In July, the state board voted to give school districts the option of keeping teachers on for one more year, allowing them more time to pass the licensing exams. Board member Olivia Oxendine and state Teacher of the Year Lisa Godwin, who serves as an adviser to the board, both said they’re hearing about strong elementary teachers who can’t pass the math test.
Katie Steele, a special education teacher in Alexander County, said she graduated from Appalachian State with honors in 2015, has received “wonderful evaluations” and was named her county’s first-year teacher of the year. But she’s able to keep teaching next year only because of the extension.
“Many of us have taken each one 3-4 times each,” she wrote in an email. “There seems to be a magic number of about 4 times per test before Pearson ‘passes’ you.”
Steele said she attended a training session to help her pass the math exam: “I sat and cried in this training with TONS of other beginning teachers who can’t pass these tests.” She’s expecting her scores on her latest attempt at the end of this week. Between retesting and test-prep classes, “these test are costing new teachers hundreds and thousands of dollars,” she said.

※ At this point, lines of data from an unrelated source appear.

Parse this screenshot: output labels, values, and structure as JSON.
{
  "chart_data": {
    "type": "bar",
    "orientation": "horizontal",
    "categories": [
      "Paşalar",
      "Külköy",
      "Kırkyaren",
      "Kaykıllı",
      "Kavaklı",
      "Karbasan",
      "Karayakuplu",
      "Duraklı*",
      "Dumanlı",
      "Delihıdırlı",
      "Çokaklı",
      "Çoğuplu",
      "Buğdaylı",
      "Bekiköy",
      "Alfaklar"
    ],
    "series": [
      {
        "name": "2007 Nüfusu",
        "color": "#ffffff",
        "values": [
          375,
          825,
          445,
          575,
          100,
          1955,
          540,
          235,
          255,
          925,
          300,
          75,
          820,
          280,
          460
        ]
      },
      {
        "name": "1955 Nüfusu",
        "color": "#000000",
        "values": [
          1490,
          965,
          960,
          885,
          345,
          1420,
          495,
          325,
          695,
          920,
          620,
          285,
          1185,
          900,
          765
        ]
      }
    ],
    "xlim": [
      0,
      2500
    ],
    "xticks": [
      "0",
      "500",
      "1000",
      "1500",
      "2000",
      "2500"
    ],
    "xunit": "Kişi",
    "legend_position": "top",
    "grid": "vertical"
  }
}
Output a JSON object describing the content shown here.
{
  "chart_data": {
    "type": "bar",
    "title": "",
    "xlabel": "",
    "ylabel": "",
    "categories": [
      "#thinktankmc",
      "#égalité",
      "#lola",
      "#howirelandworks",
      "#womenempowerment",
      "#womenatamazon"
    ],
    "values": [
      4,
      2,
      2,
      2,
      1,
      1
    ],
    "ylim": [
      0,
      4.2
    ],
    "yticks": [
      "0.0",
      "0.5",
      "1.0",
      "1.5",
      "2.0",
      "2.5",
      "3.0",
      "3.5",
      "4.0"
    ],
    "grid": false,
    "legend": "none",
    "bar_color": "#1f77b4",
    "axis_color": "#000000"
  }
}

DPI has not responded to the Observer’s request for the cost of the Pearson contract.
The state has named a committee of experts to review whether the Pearson test is aligned with the state’s K-8 curriculum and look at better alternatives. “A better test would be less about content knowledge and more about math knowledge to support strong teaching,” the presentation says.
The bigger question, according to the report, is whether success on licensure exams actually predicts effectiveness in the classroom. That’s going to be the focus of future study.